By mid-morning, the scene in the square was quiet and subdued — perhaps due to the chilly gray skies and cumulative lack of sleep — unlike the rollicking party atmosphere of John Paul’s May 2011 beatification when bands of young people sang and danced in the hours before the Mass.
As TheBlaze highlighted yesterday in a preview of today’s big event, there are a number of qualifications one must meet in order to be considered a saint — and the process the Catholic Church goes through before canonization is possible is complex and extensive.
Both Pope John XXIII and Pope John Paul II met these qualifications — miracles and all. And both for very different reasons.

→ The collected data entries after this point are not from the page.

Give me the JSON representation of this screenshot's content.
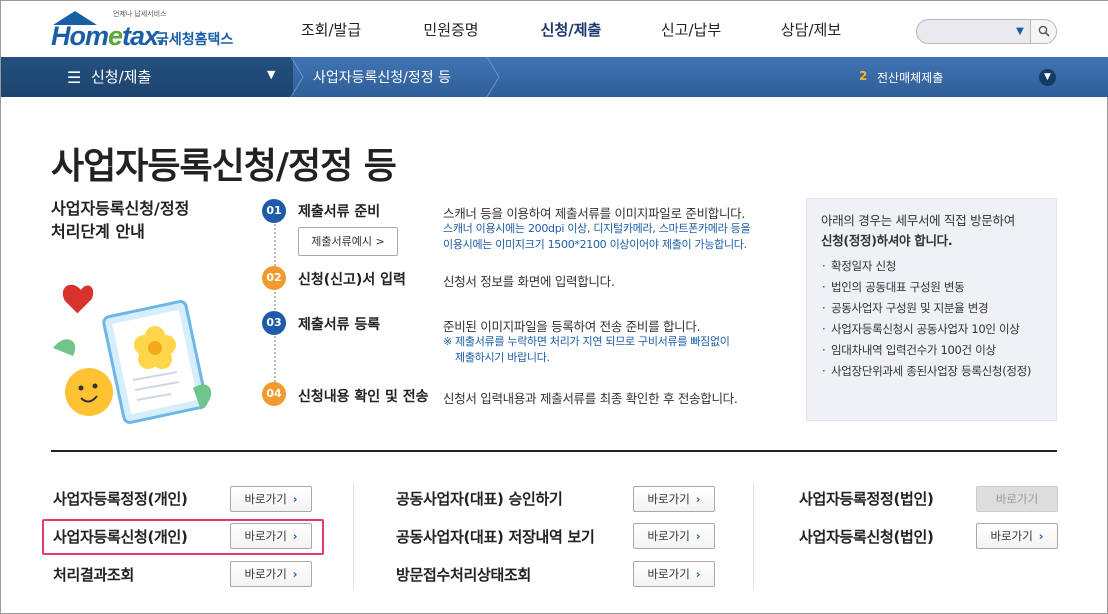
{
  "header": {
    "logo_small": "언제나 납세서비스",
    "logo_main_a": "Hom",
    "logo_main_e": "e",
    "logo_main_b": "tax.",
    "logo_kor": "국세청홈택스",
    "gnb": [
      {
        "label": "조회/발급",
        "active": false
      },
      {
        "label": "민원증명",
        "active": false
      },
      {
        "label": "신청/제출",
        "active": true
      },
      {
        "label": "신고/납부",
        "active": false
      },
      {
        "label": "상담/제보",
        "active": false
      }
    ],
    "search_placeholder": ""
  },
  "subbar": {
    "title": "신청/제출",
    "breadcrumb": "사업자등록신청/정정 등",
    "right_num": "2",
    "right_label": "전산매체제출"
  },
  "page": {
    "title": "사업자등록신청/정정 등",
    "guide_title_line1": "사업자등록신청/정정",
    "guide_title_line2": "처리단계 안내"
  },
  "steps": [
    {
      "num": "01",
      "label": "제출서류 준비",
      "desc": "스캐너 등을 이용하여 제출서류를 이미지파일로 준비합니다.",
      "note1": "스캐너 이용시에는 200dpi 이상, 디지털카메라, 스마트폰카메라 등을",
      "note2": "이용시에는 이미지크기 1500*2100 이상이어야 제출이 가능합니다.",
      "button": "제출서류예시 >"
    },
    {
      "num": "02",
      "label": "신청(신고)서 입력",
      "desc": "신청서 정보를 화면에 입력합니다."
    },
    {
      "num": "03",
      "label": "제출서류 등록",
      "desc": "준비된 이미지파일을 등록하여 전송 준비를 합니다.",
      "note1": "※ 제출서류를 누락하면 처리가 지연 되므로 구비서류를 빠짐없이",
      "note2": "제출하시기 바랍니다."
    },
    {
      "num": "04",
      "label": "신청내용 확인 및 전송",
      "desc": "신청서 입력내용과 제출서류를 최종 확인한 후 전송합니다."
    }
  ],
  "sidebox": {
    "title_a": "아래의 경우는 세무서에 직접 방문하여",
    "title_b": "신청(정정)하셔야 합니다.",
    "items": [
      "확정일자 신청",
      "법인의 공동대표 구성원 변동",
      "공동사업자 구성원 및 지분율 변경",
      "사업자등록신청시 공동사업자 10인 이상",
      "임대차내역 입력건수가 100건 이상",
      "사업장단위과세 종된사업장 등록신청(정정)"
    ]
  },
  "links": {
    "go_label": "바로가기",
    "col1": [
      "사업자등록정정(개인)",
      "사업자등록신청(개인)",
      "처리결과조회"
    ],
    "col2": [
      "공동사업자(대표) 승인하기",
      "공동사업자(대표) 저장내역 보기",
      "방문접수처리상태조회"
    ],
    "col3": [
      "사업자등록정정(법인)",
      "사업자등록신청(법인)"
    ]
  }
}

Pope John XXIII, who reigned from 1958-1963, is a hero to liberal Catholics for having convened the Second Vatican Council. The meetings brought the church into the modern era by allowing Mass to be celebrated in local languages rather than Latin and by encouraging greater dialogue with people of other faiths, particularly Jews.
During his quarter-century papacy from 1978-2005, John Paul II helped topple communism through his support of Poland’s Solidarity movement. His globe-trotting papacy and launch of the wildly popular World Youth Days invigorated a new generation of Catholics, while his defense of core church teaching heartened conservatives after the turbulent 1960s.
“John Paul was our pope,” said Therese Andjoua, a 49-year-old nurse who traveled from Libreville, Gabon, with some 300 other pilgrims to attend. She sported a traditional African dress bearing the images of the two new saints.
“In 1982 he came to Gabon and when he arrived he kissed the ground and told us to ‘Get up, go forward and be not afraid,'” she recalled as she rested against a pallet of water bottles. “When we heard he was going to be canonized, we got up.”
Kings, queens, presidents and prime ministers from more than 90 countries attended. Some 20 Jewish leaders from the U.S., Israel, Italy, Francis’ native Argentina and Poland were also taking part, in a clear sign of their appreciation for the great strides made in Catholic-Jewish relations under John, John Paul — and their successors celebrating their sainthood.